New template that took me eons. Terribly basic but hey I tried and I'm tired and it's time to rant.
Friday I had to get up at the butt crack o dawn to drive up to Phoenix to see Mom’s ceremony dealy and go to a therapy thing with my parents. Oh joy.
Apparently according to the therapist I grew up far too fast and have taken on a mother role for my own mother. Which makes me very mature for my age. I hate hearing that.
She asked me so many questions and I answered them. I don’t lie about my feelings because I’m not ashamed of them, that’d be ridiculous. Apparently I over logic them though. She said I’m very intelligent but it’s a hindrance to me because I rationalize my emotions instead of feeling them. I don’t see a problem there…
My dad was kinda shocked though. He said he never knew what I was going through. I was like…of course you wouldn’t. Jackass. I have only heard that man asked me how I was doing twice in my whole life. Even when he does he never listens to what I really say, he only hears what he wants to hear. He’s so fucking egocentric that he thinks he’s the only one going through anything.
She kept telling me that I repress my emotions. I said I just refused to cry because I don’t want to be so typical. I’m also not outspoken about my feelings. To some respect I am, but not the real feelings. If someone asks me truly I’ll be fine with letting them go but no one ever does around me. I get the “how are you’s--but not really how are you, just say fine or some other single word so I can smile and nod and talk about myself” kind of inquiries.
“Feeling” conversations are such a downer too. I’m not like that. I prefer conversations that make me laugh or make me think, not ones that make me cry. What’s the fun in that?
I don’t expect people to read my mind either and ask me how I’m really doing but to a respect I do expect the people who apparently care about me to notice something’s wrong. Just a side note, nobody I’m referring to in this little rant actually reads this diary so it’s not you, trust me.
I know I say this a lot but, goddamn I really need to get away. Now. I don’t want a family anymore, been there done that, never again.
While I was up in Phoenix I did get to see Molly though and that was a fucking blast. We just went shopping and talked as usual. It felt like old times, which was both painful and refreshing.

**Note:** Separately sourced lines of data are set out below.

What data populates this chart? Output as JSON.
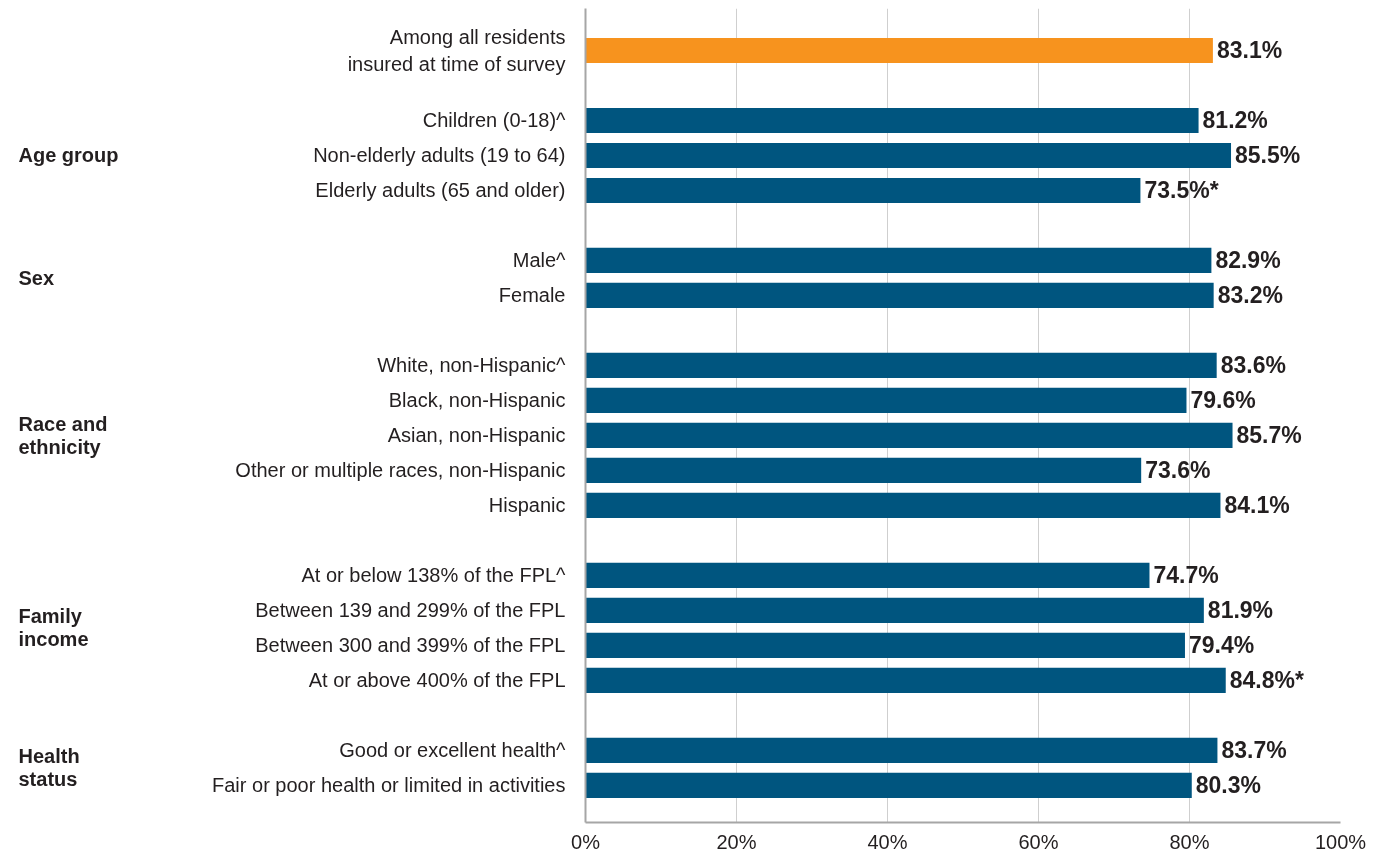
{
  "chart_data": {
    "type": "bar",
    "orientation": "horizontal",
    "categories": [
      "Among all residents\ninsured at time of survey",
      null,
      "Children (0-18)^",
      "Non-elderly adults (19 to 64)",
      "Elderly adults (65 and older)",
      null,
      "Male^",
      "Female",
      null,
      "White, non-Hispanic^",
      "Black, non-Hispanic",
      "Asian, non-Hispanic",
      "Other or multiple races, non-Hispanic",
      "Hispanic",
      null,
      "At or below 138% of the FPL^",
      "Between 139 and 299% of the FPL",
      "Between 300 and 399% of the FPL",
      "At or above 400% of the FPL",
      null,
      "Good or excellent health^",
      "Fair or poor health or limited in activities"
    ],
    "values": [
      83.1,
      null,
      81.2,
      85.5,
      73.5,
      null,
      82.9,
      83.2,
      null,
      83.6,
      79.6,
      85.7,
      73.6,
      84.1,
      null,
      74.7,
      81.9,
      79.4,
      84.8,
      null,
      83.7,
      80.3
    ],
    "colors": [
      "#f7931e",
      null,
      "#00557f",
      "#00557f",
      "#00557f",
      null,
      "#00557f",
      "#00557f",
      null,
      "#00557f",
      "#00557f",
      "#00557f",
      "#00557f",
      "#00557f",
      null,
      "#00557f",
      "#00557f",
      "#00557f",
      "#00557f",
      null,
      "#00557f",
      "#00557f"
    ],
    "value_labels": [
      "83.1%",
      null,
      "81.2%",
      "85.5%",
      "73.5%*",
      null,
      "82.9%",
      "83.2%",
      null,
      "83.6%",
      "79.6%",
      "85.7%",
      "73.6%",
      "84.1%",
      null,
      "74.7%",
      "81.9%",
      "79.4%",
      "84.8%*",
      null,
      "83.7%",
      "80.3%"
    ],
    "xlim": [
      0,
      100
    ],
    "xticks": [
      {
        "value": 0,
        "label": "0%"
      },
      {
        "value": 20,
        "label": "20%"
      },
      {
        "value": 40,
        "label": "40%"
      },
      {
        "value": 60,
        "label": "60%"
      },
      {
        "value": 80,
        "label": "80%"
      },
      {
        "value": 100,
        "label": "100%"
      }
    ],
    "grid": "x",
    "annotations": [
      "Age group",
      "Sex",
      "Race and\nethnicity",
      "Family\nincome",
      "Health\nstatus"
    ]
  }
}
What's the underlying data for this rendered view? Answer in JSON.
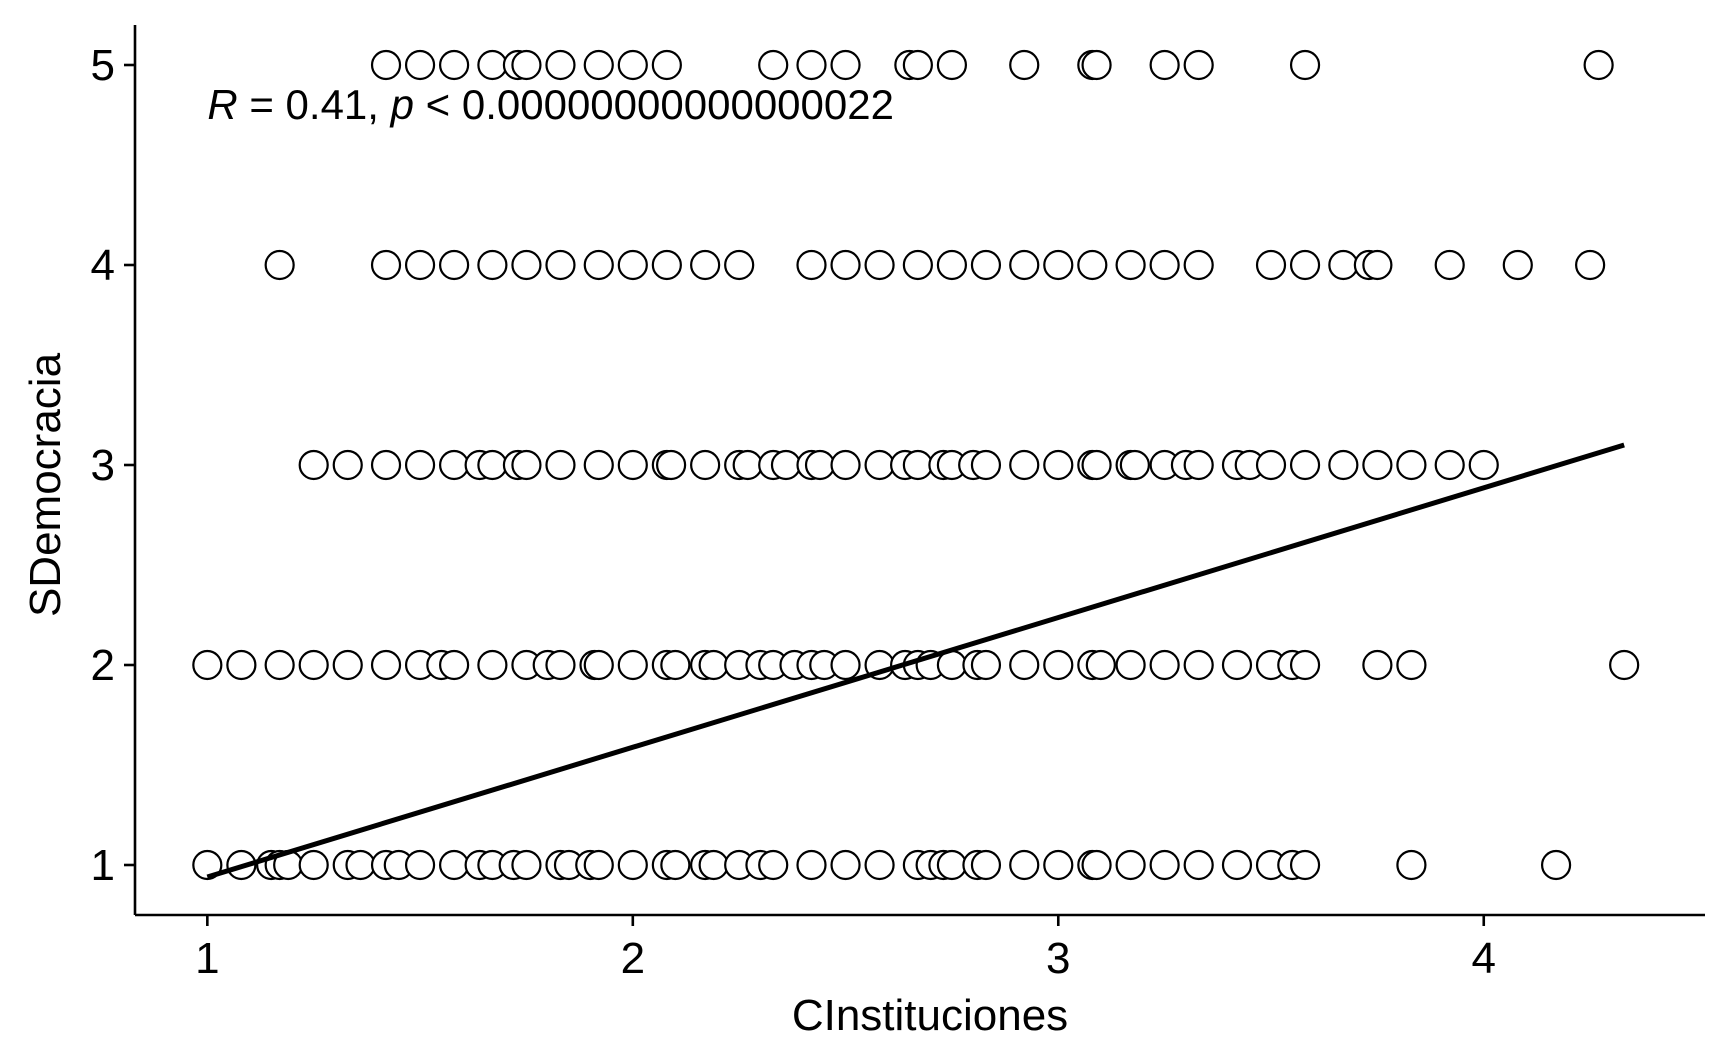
{
  "chart_data": {
    "type": "scatter",
    "xlabel": "CInstituciones",
    "ylabel": "SDemocracia",
    "xlim": [
      0.83,
      4.52
    ],
    "ylim": [
      0.75,
      5.2
    ],
    "x_ticks": [
      1,
      2,
      3,
      4
    ],
    "y_ticks": [
      1,
      2,
      3,
      4,
      5
    ],
    "grid": false,
    "annotation": {
      "r_symbol": "R",
      "r_text": " = 0.41, ",
      "p_symbol": "p",
      "p_text": " < 0.00000000000000022"
    },
    "fit_line": {
      "x": [
        1.0,
        4.33
      ],
      "y": [
        0.94,
        3.1
      ]
    },
    "points": [
      [
        1.42,
        5
      ],
      [
        1.5,
        5
      ],
      [
        1.58,
        5
      ],
      [
        1.67,
        5
      ],
      [
        1.73,
        5
      ],
      [
        1.75,
        5
      ],
      [
        1.83,
        5
      ],
      [
        1.92,
        5
      ],
      [
        2.0,
        5
      ],
      [
        2.08,
        5
      ],
      [
        2.33,
        5
      ],
      [
        2.42,
        5
      ],
      [
        2.5,
        5
      ],
      [
        2.65,
        5
      ],
      [
        2.67,
        5
      ],
      [
        2.75,
        5
      ],
      [
        2.92,
        5
      ],
      [
        3.08,
        5
      ],
      [
        3.09,
        5
      ],
      [
        3.25,
        5
      ],
      [
        3.33,
        5
      ],
      [
        3.58,
        5
      ],
      [
        4.27,
        5
      ],
      [
        1.17,
        4
      ],
      [
        1.42,
        4
      ],
      [
        1.5,
        4
      ],
      [
        1.58,
        4
      ],
      [
        1.67,
        4
      ],
      [
        1.75,
        4
      ],
      [
        1.83,
        4
      ],
      [
        1.92,
        4
      ],
      [
        2.0,
        4
      ],
      [
        2.08,
        4
      ],
      [
        2.17,
        4
      ],
      [
        2.25,
        4
      ],
      [
        2.42,
        4
      ],
      [
        2.5,
        4
      ],
      [
        2.58,
        4
      ],
      [
        2.67,
        4
      ],
      [
        2.75,
        4
      ],
      [
        2.83,
        4
      ],
      [
        2.92,
        4
      ],
      [
        3.0,
        4
      ],
      [
        3.08,
        4
      ],
      [
        3.17,
        4
      ],
      [
        3.25,
        4
      ],
      [
        3.33,
        4
      ],
      [
        3.5,
        4
      ],
      [
        3.58,
        4
      ],
      [
        3.67,
        4
      ],
      [
        3.73,
        4
      ],
      [
        3.75,
        4
      ],
      [
        3.92,
        4
      ],
      [
        4.08,
        4
      ],
      [
        4.25,
        4
      ],
      [
        1.25,
        3
      ],
      [
        1.33,
        3
      ],
      [
        1.42,
        3
      ],
      [
        1.5,
        3
      ],
      [
        1.58,
        3
      ],
      [
        1.64,
        3
      ],
      [
        1.67,
        3
      ],
      [
        1.73,
        3
      ],
      [
        1.75,
        3
      ],
      [
        1.83,
        3
      ],
      [
        1.92,
        3
      ],
      [
        2.0,
        3
      ],
      [
        2.08,
        3
      ],
      [
        2.09,
        3
      ],
      [
        2.17,
        3
      ],
      [
        2.25,
        3
      ],
      [
        2.27,
        3
      ],
      [
        2.33,
        3
      ],
      [
        2.36,
        3
      ],
      [
        2.42,
        3
      ],
      [
        2.44,
        3
      ],
      [
        2.5,
        3
      ],
      [
        2.58,
        3
      ],
      [
        2.64,
        3
      ],
      [
        2.67,
        3
      ],
      [
        2.73,
        3
      ],
      [
        2.75,
        3
      ],
      [
        2.8,
        3
      ],
      [
        2.83,
        3
      ],
      [
        2.92,
        3
      ],
      [
        3.0,
        3
      ],
      [
        3.08,
        3
      ],
      [
        3.09,
        3
      ],
      [
        3.17,
        3
      ],
      [
        3.18,
        3
      ],
      [
        3.25,
        3
      ],
      [
        3.3,
        3
      ],
      [
        3.33,
        3
      ],
      [
        3.42,
        3
      ],
      [
        3.45,
        3
      ],
      [
        3.5,
        3
      ],
      [
        3.58,
        3
      ],
      [
        3.67,
        3
      ],
      [
        3.75,
        3
      ],
      [
        3.83,
        3
      ],
      [
        3.92,
        3
      ],
      [
        4.0,
        3
      ],
      [
        1.0,
        2
      ],
      [
        1.08,
        2
      ],
      [
        1.17,
        2
      ],
      [
        1.25,
        2
      ],
      [
        1.33,
        2
      ],
      [
        1.42,
        2
      ],
      [
        1.5,
        2
      ],
      [
        1.55,
        2
      ],
      [
        1.58,
        2
      ],
      [
        1.67,
        2
      ],
      [
        1.75,
        2
      ],
      [
        1.8,
        2
      ],
      [
        1.83,
        2
      ],
      [
        1.91,
        2
      ],
      [
        1.92,
        2
      ],
      [
        2.0,
        2
      ],
      [
        2.08,
        2
      ],
      [
        2.1,
        2
      ],
      [
        2.17,
        2
      ],
      [
        2.19,
        2
      ],
      [
        2.25,
        2
      ],
      [
        2.3,
        2
      ],
      [
        2.33,
        2
      ],
      [
        2.38,
        2
      ],
      [
        2.42,
        2
      ],
      [
        2.45,
        2
      ],
      [
        2.5,
        2
      ],
      [
        2.58,
        2
      ],
      [
        2.64,
        2
      ],
      [
        2.67,
        2
      ],
      [
        2.7,
        2
      ],
      [
        2.75,
        2
      ],
      [
        2.81,
        2
      ],
      [
        2.83,
        2
      ],
      [
        2.92,
        2
      ],
      [
        3.0,
        2
      ],
      [
        3.08,
        2
      ],
      [
        3.1,
        2
      ],
      [
        3.17,
        2
      ],
      [
        3.25,
        2
      ],
      [
        3.33,
        2
      ],
      [
        3.42,
        2
      ],
      [
        3.5,
        2
      ],
      [
        3.55,
        2
      ],
      [
        3.58,
        2
      ],
      [
        3.75,
        2
      ],
      [
        3.83,
        2
      ],
      [
        4.33,
        2
      ],
      [
        1.0,
        1
      ],
      [
        1.08,
        1
      ],
      [
        1.15,
        1
      ],
      [
        1.17,
        1
      ],
      [
        1.19,
        1
      ],
      [
        1.25,
        1
      ],
      [
        1.33,
        1
      ],
      [
        1.36,
        1
      ],
      [
        1.42,
        1
      ],
      [
        1.45,
        1
      ],
      [
        1.5,
        1
      ],
      [
        1.58,
        1
      ],
      [
        1.64,
        1
      ],
      [
        1.67,
        1
      ],
      [
        1.72,
        1
      ],
      [
        1.75,
        1
      ],
      [
        1.83,
        1
      ],
      [
        1.85,
        1
      ],
      [
        1.9,
        1
      ],
      [
        1.92,
        1
      ],
      [
        2.0,
        1
      ],
      [
        2.08,
        1
      ],
      [
        2.1,
        1
      ],
      [
        2.17,
        1
      ],
      [
        2.19,
        1
      ],
      [
        2.25,
        1
      ],
      [
        2.3,
        1
      ],
      [
        2.33,
        1
      ],
      [
        2.42,
        1
      ],
      [
        2.5,
        1
      ],
      [
        2.58,
        1
      ],
      [
        2.67,
        1
      ],
      [
        2.7,
        1
      ],
      [
        2.73,
        1
      ],
      [
        2.75,
        1
      ],
      [
        2.81,
        1
      ],
      [
        2.83,
        1
      ],
      [
        2.92,
        1
      ],
      [
        3.0,
        1
      ],
      [
        3.08,
        1
      ],
      [
        3.09,
        1
      ],
      [
        3.17,
        1
      ],
      [
        3.25,
        1
      ],
      [
        3.33,
        1
      ],
      [
        3.42,
        1
      ],
      [
        3.5,
        1
      ],
      [
        3.55,
        1
      ],
      [
        3.58,
        1
      ],
      [
        3.83,
        1
      ],
      [
        4.17,
        1
      ]
    ]
  }
}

It’s so depressing to think that she’s going to be married soon. It’s like when Grandpa died and my whole glimmer of hope of ever getting my childhood back died with him. When she gets married I feel like all my dreams about us getting our California/Disneyland time back will be lost forever. We’re never going to be able to recapture that again in any sort of respect. Fuck.
I feel so old. I feel ancient. I was talking the other day about the fact that I don’t plan to live past 40-49. I just don’t think I have it in me. Life has put me through enough these past 20 years that I have enough trouble imagining putting up with another 20 years worth let alone more than that. So I expect a mid-life crisis any day now. *checks watch*
Thinking of it all makes me feel old though. Trying to go through all the people I’ve known, cared about, talked to. All the steps I’ve walked, all the places I’ve been to, the trials, tribulations, joys, boredom…All at once and I feel like I’ve lived more than my share. I just hope I don’t look it.